We creative types feel a relentless urge to create. It’s not enough, however, for me just to enjoy the process of creation, I feel a concurrent drive to make money off my wares. Therein lies the rub. I love creating sculptures out of colorful polymer (Sculpy/Premo) clay, and assigning tongue-in-cheek titles or descriptions, kind of an art with a message focus. Here is an example-
This sculpture is entitled Flower Power and features an SUV propelled by flower power (a little enviro message poking fun at gas guzzling Hummers.). Sculpting these pieces takes hours and hours as they are quite detailed. I would like to mass produce them but my 60 year old hands aren’t capable. Therefore, I tried other means of mass production- creating posters- one called “Homeland Sweet Homeland” which pokes fun at the color coding terrorist alert system at airports. I created magnets for a political issue. I created “Om for the Holidays” cards targeting the yoga community. I found neither the yoga community or politicians have much of a sense of humor. My mass quantities of unsold products now languish in my attic, out of sight so as not to remind me I was unable to even recoup my costs in these failed endeavors.

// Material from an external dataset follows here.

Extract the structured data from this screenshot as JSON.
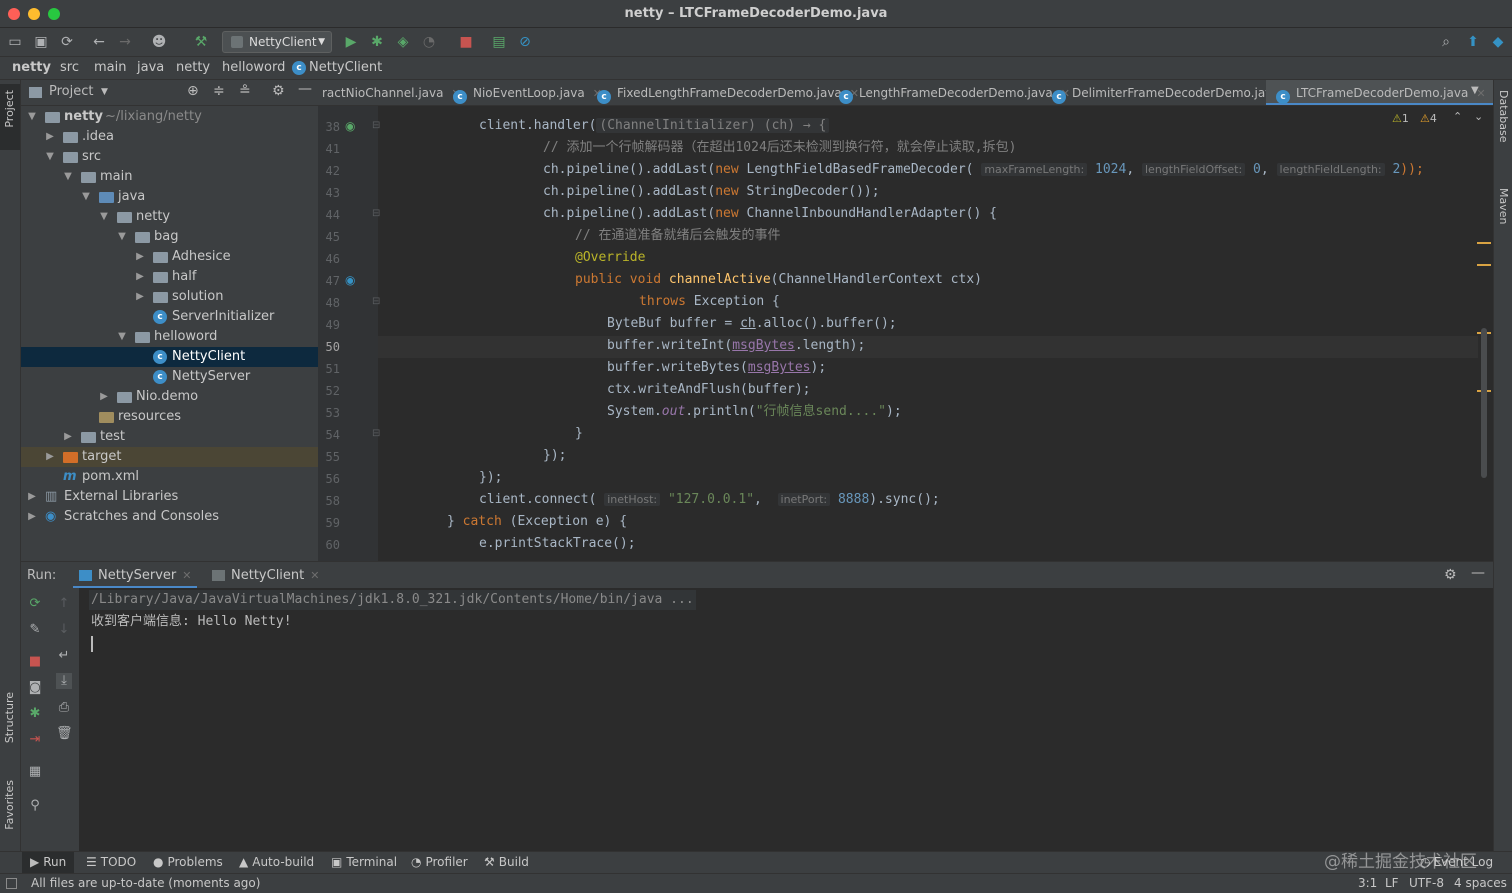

My daughter in-law let something slip a while ago. She mentioned that a former employee (in our family business) had snickered about my Jack magnets, saying, “Seriously? Did she really think those things would sell?” I was crushed. To think people were laughing at my failed entrepreneurial attempts was more than a little humiliating. You see, when someone creates something out of nothing whether it be a poem, sculpture or idea, it is almost like creating a child- you feel protective of the concept, even vulnerable. Putting one’s creative efforts on display elicits more than a little anxiety. To have someone I like and admire laugh at me was a little tough. I’ve tucked her mockery away in my heart for the past couple of years. Every once in a while when I conceive of a new idea, it pops out to ridicule the new idea. However, today, I’m sharing this experience with all of you- this has happened to everyone who is creative. Failure is glorified in places like Silicon Valley where entrepreneurs say things like, “failure means you just haven’t gotten your success yet. or “failure is mandatory; it’s as pervasive here as the weather”. Such statements are a great comfort. My concurrent urges to create and succeed take heart in the Thomas Edison story about creating the incandescent light bulb. He said after his thousandth failure, “I now know 1000 things that won’t work.” Now that is optimism!
So, let’s bring our failure monsters- the little barbs and big criticisms we’ve endured over the years, out into the light of day. This blog represents my coming out party. I think I will even plaster those Jack magnets all over my refrigerator to remind me failure is just another word for creativity.